Task Expansion and Cross Refinement for Open-World Conditional Modeling

arXiv cs.LG / 3/17/2026

📰 NewsIdeas & Deep AnalysisModels & Research

Key Points

  • TEXR introduces Task Expansion and Cross Refinement (TEXR) to expand open-world conditional modeling by generating diverse, uninstantiated dataset schemas and weakly instantiating them with structured probabilistic generators guided by large language models.
  • It performs cross-model refinement by training on disjoint data partitions and revising synthetic values across splits to reduce confirmation bias and improve pseudo-value quality.
  • The refined synthetic datasets are aggregated with real data to train a unified conditional model, boosting zero-, few-, and many-shot performance across heterogeneous tabular benchmarks.
  • Across multiple backbones, TEXR demonstrates consistent improvements, highlighting the value of structured task expansion and cross refinement for open-world conditional modeling.

Abstract

Open-world conditional modeling (OCM), requires a single model to answer arbitrary conditional queries across heterogeneous datasets, where observed variables and targets vary and arise from a vast open-ended task universe. Because any finite collection of real-world datasets covers only a small fraction of this space, we propose Task Expansion and Cross Refinement (TEXR), a semi-supervised framework that enlarges effective task coverage through structured synthesis and refinement of semantic data contexts. TEXR first generates diverse uninstantiated dataset schemas and weakly instantiates them via structured probabilistic generators guided by large language models.

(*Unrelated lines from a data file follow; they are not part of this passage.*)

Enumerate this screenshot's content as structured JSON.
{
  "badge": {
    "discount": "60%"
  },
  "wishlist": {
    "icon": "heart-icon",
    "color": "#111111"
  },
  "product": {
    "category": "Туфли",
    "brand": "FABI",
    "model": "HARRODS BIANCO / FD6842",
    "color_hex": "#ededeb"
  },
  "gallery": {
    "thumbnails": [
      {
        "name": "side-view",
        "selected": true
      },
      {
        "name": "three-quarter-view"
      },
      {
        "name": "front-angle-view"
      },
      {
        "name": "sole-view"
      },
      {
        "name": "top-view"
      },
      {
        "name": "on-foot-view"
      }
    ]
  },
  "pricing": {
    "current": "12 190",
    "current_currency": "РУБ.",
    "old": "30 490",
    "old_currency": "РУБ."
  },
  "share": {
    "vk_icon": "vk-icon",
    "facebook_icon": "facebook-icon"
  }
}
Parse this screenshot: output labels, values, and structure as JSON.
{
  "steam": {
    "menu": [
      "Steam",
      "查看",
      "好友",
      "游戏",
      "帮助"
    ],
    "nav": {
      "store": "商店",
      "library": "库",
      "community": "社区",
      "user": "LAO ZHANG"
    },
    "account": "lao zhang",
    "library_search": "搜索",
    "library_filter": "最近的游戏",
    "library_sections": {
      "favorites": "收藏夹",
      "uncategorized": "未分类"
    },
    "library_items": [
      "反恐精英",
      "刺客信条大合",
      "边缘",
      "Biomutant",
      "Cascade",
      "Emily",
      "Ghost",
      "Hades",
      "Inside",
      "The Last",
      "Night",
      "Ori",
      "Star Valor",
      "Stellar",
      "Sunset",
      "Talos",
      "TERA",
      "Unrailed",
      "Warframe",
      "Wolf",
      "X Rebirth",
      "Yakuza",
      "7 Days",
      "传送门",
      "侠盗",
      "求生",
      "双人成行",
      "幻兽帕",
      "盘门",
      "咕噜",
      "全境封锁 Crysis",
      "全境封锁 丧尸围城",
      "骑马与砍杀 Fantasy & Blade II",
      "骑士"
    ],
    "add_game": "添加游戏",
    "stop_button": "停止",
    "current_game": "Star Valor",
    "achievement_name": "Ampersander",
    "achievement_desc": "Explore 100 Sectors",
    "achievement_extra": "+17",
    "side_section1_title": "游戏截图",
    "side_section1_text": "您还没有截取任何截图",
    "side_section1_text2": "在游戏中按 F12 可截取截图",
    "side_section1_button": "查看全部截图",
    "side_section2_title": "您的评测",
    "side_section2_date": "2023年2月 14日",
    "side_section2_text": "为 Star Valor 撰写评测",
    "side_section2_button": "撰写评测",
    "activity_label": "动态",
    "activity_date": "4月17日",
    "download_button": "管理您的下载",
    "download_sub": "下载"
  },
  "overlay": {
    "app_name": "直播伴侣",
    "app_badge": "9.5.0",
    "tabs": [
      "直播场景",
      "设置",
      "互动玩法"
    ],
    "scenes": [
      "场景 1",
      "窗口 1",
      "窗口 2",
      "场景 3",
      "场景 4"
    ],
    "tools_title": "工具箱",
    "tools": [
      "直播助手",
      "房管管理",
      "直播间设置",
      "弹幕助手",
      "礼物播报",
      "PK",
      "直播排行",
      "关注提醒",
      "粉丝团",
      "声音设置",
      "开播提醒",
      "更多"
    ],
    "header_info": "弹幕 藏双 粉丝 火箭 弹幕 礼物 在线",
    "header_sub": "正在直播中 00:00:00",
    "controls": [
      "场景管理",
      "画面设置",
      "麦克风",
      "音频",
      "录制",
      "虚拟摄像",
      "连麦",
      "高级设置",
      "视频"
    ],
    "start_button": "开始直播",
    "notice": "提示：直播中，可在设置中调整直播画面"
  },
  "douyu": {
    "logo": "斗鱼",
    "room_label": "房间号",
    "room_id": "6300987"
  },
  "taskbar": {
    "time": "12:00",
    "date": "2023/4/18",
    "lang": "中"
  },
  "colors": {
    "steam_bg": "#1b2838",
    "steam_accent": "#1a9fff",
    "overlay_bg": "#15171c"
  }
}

It then performs cross-model refinement by training on disjoint data partitions and revising synthetic values across splits to reduce confirmation bias and improve pseudo-value quality. The refined synthetic datasets are aggregated with real data to train a unified conditional model. Across heterogeneous tabular benchmarks, TEXR consistently improves zero-, few-, and many-shot performance for multiple OCM backbones, demonstrating that structured task expansion and cross refinement enhance open-world conditional modeling.